Gastroenterologic causes of chest pain are the most common causes of non-cardiac chest pain and can be difficult to separate from a cardiac etiology. Peptic ulcer disease, incarcerated hiatal hernia, cholecystitis and pancreatitis may all present with chest pain instead of classic epigastric and right upper quadrant discomfort. Esophageal disease has long been considered a common source of non-cardiac chest pain produced by motility disorders such as achalasia, diffuse esophageal spasm and nutcracker esophagus or high amplitude esophageal contrac-tions.1 Gastroesophageal reflux disease is the other major esophageal cause of non-cardiac chest pain. A study of patients with non-cardiac esophageal chest pain found GERD to be the cause in 40%, motility disorders in 20% and a combination of both, either simultaneously or separately, in 40%.8 If there is a strong suspicion for peptic ulcer disease or reflux esophagitis, esophagogastroduodenoscopy may be helpful in the diagnosis. In addition, an abdominal ultrasound to rule out hepatobiliary disease may also be warranted as seen in this case. Once these etiologies have been excluded, prolonged ambulatory esophageal pH monitoring has become a widely available technique to rule out reflux.1Approximately 40% of patients with non cardiac chest pain have an abnormal degree of acid reflux on 24 hour pH monitoring or a correlation between their symptoms and reflux events.2 It should be noted that reflux confirmed by pH monitoring does not necessarily mean that it is the etiology of the patient's symptoms. However, a normal study may help exclude reflux as a cause of non-cardiac chest pain while a positive study may be used to support reflux disease as the etiology of their pain.

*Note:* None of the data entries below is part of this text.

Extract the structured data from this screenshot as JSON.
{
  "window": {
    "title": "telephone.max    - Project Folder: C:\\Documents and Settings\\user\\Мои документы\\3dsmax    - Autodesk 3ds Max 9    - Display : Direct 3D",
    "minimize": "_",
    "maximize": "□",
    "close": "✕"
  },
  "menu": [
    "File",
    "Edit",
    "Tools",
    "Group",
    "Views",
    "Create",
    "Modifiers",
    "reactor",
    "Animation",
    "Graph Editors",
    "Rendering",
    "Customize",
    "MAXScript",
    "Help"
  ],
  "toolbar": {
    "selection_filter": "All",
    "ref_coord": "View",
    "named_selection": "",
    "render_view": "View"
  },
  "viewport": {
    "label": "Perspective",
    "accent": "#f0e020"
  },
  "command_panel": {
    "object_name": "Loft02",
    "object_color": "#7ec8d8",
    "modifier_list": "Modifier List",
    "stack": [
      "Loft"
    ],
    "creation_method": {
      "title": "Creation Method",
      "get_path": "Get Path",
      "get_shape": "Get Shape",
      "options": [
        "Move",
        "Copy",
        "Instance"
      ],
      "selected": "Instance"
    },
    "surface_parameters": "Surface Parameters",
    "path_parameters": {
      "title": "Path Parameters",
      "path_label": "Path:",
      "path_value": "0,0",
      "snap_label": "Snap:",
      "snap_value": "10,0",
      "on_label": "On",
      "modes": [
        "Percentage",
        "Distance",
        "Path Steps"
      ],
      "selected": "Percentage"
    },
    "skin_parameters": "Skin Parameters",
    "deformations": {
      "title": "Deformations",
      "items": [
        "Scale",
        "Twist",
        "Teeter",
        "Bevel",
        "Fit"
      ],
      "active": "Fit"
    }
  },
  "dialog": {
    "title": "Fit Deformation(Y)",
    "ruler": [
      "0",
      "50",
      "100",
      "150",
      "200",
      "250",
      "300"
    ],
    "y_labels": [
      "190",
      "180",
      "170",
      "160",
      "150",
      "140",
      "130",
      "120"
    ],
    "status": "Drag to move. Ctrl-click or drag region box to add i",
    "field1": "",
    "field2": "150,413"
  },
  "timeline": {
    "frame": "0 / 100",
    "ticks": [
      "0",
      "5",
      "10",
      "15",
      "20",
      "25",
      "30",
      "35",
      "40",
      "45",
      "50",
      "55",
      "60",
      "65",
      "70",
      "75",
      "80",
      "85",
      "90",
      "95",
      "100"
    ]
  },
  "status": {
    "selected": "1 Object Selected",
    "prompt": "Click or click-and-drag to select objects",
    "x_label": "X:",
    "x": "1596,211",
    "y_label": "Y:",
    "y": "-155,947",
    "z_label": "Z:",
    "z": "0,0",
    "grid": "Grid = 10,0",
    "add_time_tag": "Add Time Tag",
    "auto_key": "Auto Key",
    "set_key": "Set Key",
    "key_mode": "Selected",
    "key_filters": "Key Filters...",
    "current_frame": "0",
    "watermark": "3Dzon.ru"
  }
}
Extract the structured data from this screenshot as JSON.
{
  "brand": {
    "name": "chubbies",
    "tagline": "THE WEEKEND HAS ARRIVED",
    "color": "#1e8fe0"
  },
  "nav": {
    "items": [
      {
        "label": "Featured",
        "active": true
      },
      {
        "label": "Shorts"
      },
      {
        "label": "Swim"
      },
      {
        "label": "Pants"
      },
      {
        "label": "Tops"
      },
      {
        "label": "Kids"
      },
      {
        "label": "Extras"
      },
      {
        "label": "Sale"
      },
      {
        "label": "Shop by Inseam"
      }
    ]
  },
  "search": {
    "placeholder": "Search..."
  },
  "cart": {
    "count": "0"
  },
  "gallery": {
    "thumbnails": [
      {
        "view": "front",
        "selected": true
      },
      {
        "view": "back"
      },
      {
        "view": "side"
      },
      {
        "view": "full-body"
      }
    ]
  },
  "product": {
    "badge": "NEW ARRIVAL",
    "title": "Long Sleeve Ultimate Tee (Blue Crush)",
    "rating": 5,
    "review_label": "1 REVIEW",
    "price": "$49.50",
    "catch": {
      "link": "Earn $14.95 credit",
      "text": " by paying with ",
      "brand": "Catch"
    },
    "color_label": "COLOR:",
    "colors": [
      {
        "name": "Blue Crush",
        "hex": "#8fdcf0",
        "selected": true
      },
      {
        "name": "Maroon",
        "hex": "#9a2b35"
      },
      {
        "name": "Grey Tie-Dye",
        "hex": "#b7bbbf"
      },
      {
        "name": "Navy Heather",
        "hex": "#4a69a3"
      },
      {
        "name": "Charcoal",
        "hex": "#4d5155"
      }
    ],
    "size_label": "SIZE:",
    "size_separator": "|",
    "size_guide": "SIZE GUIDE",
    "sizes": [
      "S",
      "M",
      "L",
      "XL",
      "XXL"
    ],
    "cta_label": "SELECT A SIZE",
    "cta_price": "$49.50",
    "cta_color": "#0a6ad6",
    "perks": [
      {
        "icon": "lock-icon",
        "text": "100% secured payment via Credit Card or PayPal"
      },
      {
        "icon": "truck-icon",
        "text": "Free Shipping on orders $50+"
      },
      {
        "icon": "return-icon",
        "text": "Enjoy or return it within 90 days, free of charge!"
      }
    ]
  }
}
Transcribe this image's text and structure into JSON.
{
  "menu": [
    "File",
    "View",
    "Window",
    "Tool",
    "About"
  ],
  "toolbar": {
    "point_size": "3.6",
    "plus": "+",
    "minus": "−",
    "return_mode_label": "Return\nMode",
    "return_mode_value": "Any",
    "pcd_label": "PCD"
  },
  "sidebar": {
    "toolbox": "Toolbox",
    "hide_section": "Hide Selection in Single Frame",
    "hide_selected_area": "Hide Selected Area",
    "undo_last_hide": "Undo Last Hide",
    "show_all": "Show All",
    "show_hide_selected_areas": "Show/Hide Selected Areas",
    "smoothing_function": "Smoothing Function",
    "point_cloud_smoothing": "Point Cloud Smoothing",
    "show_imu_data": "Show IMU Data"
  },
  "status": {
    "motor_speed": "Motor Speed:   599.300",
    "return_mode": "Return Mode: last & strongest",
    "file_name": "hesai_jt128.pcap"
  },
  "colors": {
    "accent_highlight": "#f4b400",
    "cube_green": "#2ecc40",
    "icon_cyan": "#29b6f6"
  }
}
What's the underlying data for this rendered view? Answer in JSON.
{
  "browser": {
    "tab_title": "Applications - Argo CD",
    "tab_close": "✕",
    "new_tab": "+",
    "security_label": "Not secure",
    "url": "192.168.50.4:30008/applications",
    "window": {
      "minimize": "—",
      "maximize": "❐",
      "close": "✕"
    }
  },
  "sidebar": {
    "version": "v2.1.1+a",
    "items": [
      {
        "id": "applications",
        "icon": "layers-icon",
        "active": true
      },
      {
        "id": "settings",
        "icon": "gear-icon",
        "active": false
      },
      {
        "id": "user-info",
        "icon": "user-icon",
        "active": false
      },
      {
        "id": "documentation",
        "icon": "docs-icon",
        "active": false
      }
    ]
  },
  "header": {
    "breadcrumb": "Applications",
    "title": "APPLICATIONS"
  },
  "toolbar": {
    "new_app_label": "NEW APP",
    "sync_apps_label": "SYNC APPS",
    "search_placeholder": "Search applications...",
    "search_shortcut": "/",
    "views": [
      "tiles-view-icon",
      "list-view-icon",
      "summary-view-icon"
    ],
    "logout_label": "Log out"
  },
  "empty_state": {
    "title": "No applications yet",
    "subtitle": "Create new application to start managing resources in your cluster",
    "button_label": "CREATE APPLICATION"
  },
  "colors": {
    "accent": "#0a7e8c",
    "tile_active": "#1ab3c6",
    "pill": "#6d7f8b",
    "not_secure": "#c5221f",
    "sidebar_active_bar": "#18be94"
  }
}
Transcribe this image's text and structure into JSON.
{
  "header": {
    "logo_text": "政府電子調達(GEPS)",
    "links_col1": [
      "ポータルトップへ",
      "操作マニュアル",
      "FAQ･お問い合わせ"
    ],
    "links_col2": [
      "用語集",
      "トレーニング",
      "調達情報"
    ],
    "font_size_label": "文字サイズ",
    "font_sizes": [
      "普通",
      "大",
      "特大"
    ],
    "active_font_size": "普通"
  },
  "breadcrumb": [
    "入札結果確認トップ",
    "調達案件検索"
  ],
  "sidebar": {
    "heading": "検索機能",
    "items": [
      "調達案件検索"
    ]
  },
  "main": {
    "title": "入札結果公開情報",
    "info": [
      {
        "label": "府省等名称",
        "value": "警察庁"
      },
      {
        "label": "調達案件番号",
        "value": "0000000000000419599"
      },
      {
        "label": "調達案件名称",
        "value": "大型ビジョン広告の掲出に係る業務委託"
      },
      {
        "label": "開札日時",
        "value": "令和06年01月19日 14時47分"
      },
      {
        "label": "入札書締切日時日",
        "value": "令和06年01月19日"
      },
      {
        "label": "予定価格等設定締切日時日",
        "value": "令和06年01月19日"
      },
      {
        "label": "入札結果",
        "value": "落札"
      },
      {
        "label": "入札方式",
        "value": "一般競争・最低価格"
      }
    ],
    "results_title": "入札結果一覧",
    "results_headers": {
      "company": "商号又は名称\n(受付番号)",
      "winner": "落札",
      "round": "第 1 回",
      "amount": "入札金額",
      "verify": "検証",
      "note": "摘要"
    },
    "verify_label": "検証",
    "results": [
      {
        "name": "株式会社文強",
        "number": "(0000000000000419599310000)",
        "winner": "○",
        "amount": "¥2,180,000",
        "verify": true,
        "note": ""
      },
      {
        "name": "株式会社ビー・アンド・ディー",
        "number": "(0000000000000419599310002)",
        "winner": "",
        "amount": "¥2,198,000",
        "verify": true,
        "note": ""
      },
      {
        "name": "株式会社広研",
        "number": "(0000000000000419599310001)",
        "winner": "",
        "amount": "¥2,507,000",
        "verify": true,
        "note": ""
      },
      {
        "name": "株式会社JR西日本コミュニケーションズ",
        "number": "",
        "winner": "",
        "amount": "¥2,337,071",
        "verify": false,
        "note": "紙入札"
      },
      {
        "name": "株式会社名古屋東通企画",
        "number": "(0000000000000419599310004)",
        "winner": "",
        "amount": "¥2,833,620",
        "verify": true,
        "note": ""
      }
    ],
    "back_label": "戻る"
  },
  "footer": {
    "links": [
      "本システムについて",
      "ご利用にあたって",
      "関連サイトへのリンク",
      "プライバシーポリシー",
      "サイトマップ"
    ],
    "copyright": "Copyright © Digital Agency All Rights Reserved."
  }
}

The management of chest pain of unclear etiology is more complicated in patients with diabetes because of their higher incidence of heart disease, their tendency to present with atypical symptoms, as well as there predisposition to infection. As has been emphasized earlier, acute coronary syndromes should be ruled out in all diabetic patients presenting with chest pain and its associated symptoms. However, particularly in elderly patients with diabetes, noncardiac causes of chest pain can also cause serious morbidity and often require early diagnosis and treatment. Thus the clinician should remain vigilant to other etiologies of chest pain once a cardiac source has been ruled out. This patient's clinical course illustrates this point and emphasizes the importance of including hepatobiliary diseases in the differential diagnosis of atypical chest pain.

REFERENCES

  1. Just RJ, Castell DO. Chest pain of undetermined origin. Gastrointest Endosc Clin N Am. 1994 Oct;4(4):731-746.

  2. Paterson WG. Canadian Association of Gastroenterology Practice Guidelines: management of noncardiac chest pain. Can J Gastroenterol. 1998 Sep;12(6):401-407.

  3. Thomas LR, Baden L, Zaleznik DF. Clinical problem-solving. Chest pain with a surprising course. N Engl J Med. 1999 Oct 7;341(15):1134-1138.

  4. Patel J, Movahed A, Reeves WC. Electrocardiographic and segmental wall motion abnormalities in pancreatitis mimicking myocardial infarction. Clin Cardiol. 1994 Sep;17(9):505-509.

  5. Minocha A, Joseph AS. Pathophysiology and management of noncardiac chest pain. J Ky Med Assoc. 1995 May;93(5):196-201.

  6. Richter JE. Investigation and management of non-cardiac chest pain. Baillieres Clin Gastroenterol. 1991 Jun;5(2):281-306.

  7. Fam AG. Approach to musculoskeletal chest wall pain. Prim Care. 1988 Dec;15(4):767-782.

  8. Dunn MI, Hostetler MD. Chest pain. Biomed Pharmacother. 1990;44(7):353-357.